Reste en suspens le sort des emplois du secteur public, du système de retraite et de la protection sociale en général. Dans chacun de ces domaines, les Travaillistes avaient déjà des plans d'austérité dans leurs tiroirs et le nouveau gouvernement a d'ores et déjà embauché comme « conseillers » ceux qui en avaient été les artisans dans l'administration travailliste, y compris des personnalités de ce parti. On peut donc s'attendre à ce que Cameron mette en oeuvre ces plans.

Au lendemain du budget travailliste de mars, un groupe d'économistes proches de la gauche de ce parti avaient calculé que les 46 milliards de réductions budgétaires qu'il prévoyait se traduiraient par une suppression de 500 000 emplois dans le secteur public, soit près de 10 % des effectifs. Combien les 70 milliards d'économies prévues par Cameron en supprimeront-ils ? Il est trop tôt pour le savoir, d'autant que cela dépend en grande partie des réactions des travailleurs à ces attaques.

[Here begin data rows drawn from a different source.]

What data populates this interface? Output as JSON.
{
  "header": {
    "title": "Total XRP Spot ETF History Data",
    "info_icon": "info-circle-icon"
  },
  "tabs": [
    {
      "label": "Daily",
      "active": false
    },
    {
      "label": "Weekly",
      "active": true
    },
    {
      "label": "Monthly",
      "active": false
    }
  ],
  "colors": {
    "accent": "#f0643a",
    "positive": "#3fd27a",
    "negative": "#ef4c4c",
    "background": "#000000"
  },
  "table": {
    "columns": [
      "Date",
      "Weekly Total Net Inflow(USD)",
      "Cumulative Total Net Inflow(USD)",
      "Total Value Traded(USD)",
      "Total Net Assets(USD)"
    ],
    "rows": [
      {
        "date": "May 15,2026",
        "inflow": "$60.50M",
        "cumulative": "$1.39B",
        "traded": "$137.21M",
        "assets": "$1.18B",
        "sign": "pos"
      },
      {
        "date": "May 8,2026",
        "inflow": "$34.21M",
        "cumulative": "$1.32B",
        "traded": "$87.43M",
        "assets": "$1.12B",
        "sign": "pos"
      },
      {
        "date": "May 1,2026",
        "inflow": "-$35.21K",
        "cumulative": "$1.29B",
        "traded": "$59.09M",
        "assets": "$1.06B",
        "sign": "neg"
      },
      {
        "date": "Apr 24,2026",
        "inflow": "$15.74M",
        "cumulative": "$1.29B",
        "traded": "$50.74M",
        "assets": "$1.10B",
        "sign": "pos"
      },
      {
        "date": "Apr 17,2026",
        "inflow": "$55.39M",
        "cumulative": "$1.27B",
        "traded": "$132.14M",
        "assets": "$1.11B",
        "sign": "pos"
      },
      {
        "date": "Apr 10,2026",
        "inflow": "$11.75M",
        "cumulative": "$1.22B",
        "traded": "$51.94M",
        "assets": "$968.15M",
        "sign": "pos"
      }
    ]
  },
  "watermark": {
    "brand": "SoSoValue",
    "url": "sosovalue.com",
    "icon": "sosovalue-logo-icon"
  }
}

En tout cas, l'application de ce budget et des plans qui l'accompagnent, contre l'emploi, la protection sociale, les retraites, etc. représente la menace d'une catastrophe sociale pour la classe ouvrière et d'un retour brutal en arrière pour ses conditions d'existence.

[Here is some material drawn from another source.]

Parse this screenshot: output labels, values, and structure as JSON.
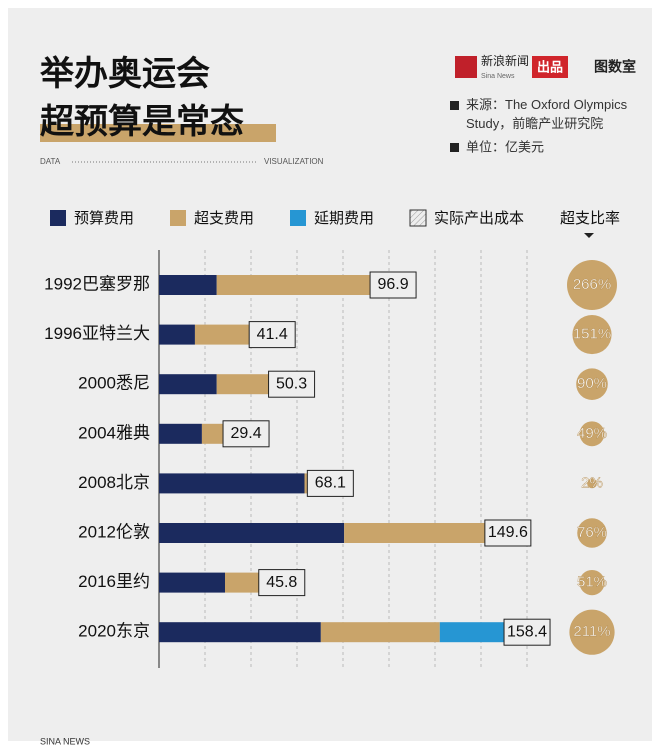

Dans les jours précédant ce « budget d'urgence », le CBI, le Medef britannique, s'est mis à réclamer à cor et à cri une aggravation de la législation antigrève, pourtant déjà très restrictive. Le patronat craindrait-il que se produisent les explosions de colère que prédisent depuis un certain temps les hauts gradés de la police ? La colère est en effet la seule réponse possible à cette offensive en règle des capitalistes et de leurs politiciens contre le monde du travail.